Silius T. Sluck

So, I put a title on this blog entry, but I've decided it (ie the title) will have nothing to do with the actual post. Because, see, this post is untameable, it's like runaway inflation, or a hard-to-spot solar eclipse that burns your face off just thinking about it. You can't put a label on this post, just like you can't put a label on a big yellow space wagon hurtling through the galactosphere, stopping at every intergalactic gas-n-gulp along the way. And so I call this post 'Silius T. Sluck'. Because, see, this post is like the sticky runoff from a jar of strawberry jam; it's the stubborn ooze that coagulates and crusts up around the lid, and so to set it straight you have to hold this post under a hot spray of water, to rinse away the annoying crap, and then you stick the jar in the fridge and you forget all about it, until the next time you make your famous 'heart-attack' strawberry waffles. And so you call upon the strawberry jam. Which is precisely the rationale behind this post.

Now, you may ask (though I doubt you will), 'Who is Silius T. Sluck'--'what kind of degenerate troubadour is he?' 'Does he remember to feed his dog?' 'Does he even have a dog?'

Yes, I assure you, Silius T. indeed does have a dog, and he always remembers to feed the beloved four-legger. And walk him. As it happens, Sluck's dog's name's McSilius, which in Scottish means, 'son of Silius'.

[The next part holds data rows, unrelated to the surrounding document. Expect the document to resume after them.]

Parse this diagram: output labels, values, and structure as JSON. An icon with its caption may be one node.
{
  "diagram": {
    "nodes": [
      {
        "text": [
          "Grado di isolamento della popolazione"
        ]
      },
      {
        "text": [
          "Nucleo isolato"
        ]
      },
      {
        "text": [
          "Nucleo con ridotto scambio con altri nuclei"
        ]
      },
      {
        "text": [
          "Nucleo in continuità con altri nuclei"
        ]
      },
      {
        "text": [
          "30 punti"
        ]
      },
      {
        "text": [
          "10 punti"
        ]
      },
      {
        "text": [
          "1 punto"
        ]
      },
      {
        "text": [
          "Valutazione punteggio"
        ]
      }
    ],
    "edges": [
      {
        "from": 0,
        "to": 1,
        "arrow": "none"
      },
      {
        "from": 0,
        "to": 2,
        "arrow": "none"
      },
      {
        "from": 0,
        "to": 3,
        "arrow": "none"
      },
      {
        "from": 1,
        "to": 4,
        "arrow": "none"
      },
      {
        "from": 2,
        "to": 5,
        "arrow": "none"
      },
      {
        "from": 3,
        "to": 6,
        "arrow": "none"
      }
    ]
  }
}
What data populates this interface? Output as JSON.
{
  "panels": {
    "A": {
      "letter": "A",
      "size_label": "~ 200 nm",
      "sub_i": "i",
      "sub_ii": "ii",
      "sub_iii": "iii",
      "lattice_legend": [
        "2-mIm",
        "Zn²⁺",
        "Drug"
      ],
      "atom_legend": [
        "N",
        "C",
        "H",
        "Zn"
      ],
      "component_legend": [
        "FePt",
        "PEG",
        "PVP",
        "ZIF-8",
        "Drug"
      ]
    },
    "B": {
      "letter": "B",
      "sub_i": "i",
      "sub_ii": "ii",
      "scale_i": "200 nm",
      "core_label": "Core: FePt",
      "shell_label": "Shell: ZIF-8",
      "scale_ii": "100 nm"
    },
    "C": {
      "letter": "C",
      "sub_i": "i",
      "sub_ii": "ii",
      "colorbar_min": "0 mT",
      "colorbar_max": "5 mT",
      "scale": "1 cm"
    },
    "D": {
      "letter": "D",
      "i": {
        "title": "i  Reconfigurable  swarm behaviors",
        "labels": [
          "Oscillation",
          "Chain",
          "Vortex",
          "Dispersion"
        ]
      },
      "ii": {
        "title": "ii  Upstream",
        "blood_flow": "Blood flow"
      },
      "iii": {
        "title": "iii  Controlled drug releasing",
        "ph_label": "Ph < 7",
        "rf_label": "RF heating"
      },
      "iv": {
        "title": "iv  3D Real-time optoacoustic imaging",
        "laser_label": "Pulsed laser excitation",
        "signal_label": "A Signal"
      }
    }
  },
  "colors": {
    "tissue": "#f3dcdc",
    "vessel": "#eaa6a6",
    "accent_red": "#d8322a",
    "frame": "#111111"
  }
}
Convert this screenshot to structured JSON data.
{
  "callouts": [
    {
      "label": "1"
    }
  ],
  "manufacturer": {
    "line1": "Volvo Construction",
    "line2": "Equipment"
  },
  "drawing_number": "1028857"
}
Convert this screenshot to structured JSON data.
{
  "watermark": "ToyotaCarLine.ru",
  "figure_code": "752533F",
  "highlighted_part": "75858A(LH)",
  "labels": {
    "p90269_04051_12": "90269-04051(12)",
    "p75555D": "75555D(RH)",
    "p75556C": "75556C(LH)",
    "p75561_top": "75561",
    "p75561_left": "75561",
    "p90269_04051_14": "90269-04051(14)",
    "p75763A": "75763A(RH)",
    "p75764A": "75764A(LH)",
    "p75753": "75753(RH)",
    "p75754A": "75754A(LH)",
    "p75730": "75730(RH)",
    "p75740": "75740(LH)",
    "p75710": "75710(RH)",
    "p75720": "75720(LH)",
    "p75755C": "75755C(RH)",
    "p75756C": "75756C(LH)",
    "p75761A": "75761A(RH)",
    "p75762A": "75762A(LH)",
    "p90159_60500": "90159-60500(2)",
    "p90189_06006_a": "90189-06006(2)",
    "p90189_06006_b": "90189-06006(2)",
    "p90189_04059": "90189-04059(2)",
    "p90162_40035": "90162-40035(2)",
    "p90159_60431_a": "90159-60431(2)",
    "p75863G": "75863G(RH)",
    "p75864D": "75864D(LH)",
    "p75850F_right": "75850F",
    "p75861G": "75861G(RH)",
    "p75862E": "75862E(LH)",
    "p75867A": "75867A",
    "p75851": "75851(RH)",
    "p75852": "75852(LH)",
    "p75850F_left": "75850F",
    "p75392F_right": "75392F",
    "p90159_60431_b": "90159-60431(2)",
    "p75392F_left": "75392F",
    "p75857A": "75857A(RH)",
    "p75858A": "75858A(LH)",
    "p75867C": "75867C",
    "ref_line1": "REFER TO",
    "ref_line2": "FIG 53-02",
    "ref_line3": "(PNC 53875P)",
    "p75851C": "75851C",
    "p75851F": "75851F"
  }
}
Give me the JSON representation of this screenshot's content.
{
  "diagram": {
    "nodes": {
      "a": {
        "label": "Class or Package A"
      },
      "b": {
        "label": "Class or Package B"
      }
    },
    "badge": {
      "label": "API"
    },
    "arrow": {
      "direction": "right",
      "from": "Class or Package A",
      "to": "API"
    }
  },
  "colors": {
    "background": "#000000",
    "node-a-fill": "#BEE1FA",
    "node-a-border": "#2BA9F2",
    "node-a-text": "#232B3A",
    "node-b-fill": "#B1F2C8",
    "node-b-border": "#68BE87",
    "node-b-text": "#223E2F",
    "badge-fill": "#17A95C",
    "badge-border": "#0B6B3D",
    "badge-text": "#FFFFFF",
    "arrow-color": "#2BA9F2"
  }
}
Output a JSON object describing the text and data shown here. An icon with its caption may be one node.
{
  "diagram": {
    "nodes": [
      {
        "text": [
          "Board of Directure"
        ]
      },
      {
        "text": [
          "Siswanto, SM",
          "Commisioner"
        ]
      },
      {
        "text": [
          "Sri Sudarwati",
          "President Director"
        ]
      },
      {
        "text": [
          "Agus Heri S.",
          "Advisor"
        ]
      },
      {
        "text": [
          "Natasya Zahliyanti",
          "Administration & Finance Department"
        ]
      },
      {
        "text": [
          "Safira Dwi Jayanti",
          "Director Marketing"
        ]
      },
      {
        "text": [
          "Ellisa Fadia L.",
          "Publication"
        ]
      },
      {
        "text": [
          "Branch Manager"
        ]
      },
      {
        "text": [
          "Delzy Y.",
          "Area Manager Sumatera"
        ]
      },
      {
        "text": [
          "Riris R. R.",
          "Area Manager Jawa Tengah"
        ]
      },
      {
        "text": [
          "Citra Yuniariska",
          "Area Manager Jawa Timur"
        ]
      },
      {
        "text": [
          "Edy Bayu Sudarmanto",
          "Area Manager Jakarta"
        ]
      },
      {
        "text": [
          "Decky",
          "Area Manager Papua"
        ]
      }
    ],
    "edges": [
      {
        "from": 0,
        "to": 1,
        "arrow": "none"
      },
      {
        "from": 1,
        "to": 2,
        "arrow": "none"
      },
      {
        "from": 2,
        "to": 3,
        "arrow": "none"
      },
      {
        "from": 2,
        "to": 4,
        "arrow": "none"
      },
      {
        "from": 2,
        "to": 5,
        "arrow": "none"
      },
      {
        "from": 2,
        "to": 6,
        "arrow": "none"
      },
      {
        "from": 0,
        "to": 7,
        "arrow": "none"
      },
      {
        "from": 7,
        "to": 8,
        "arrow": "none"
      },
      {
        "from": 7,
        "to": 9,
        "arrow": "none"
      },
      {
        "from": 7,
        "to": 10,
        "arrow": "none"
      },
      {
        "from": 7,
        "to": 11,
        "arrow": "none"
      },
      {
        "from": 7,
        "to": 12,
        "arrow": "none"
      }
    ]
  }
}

Now, you are no doubt not even thinking, 'What could be sillier than Silius T.?' The answer is: just about everything could be, but it rarely is.

So it turns out this whole post actually is about the title, ie the come-by-chance existence of one Silius T. Sluck. So I lied. Wow. In a way, it's like I just forced you to stare into a mind-numbing solar eclipse of pure stupidity, or something inane like that. I'm quite sorry, but when you (don't even) think about it--what could be sillier than this? The answer is nothing, Silius. I'm so very very sorry.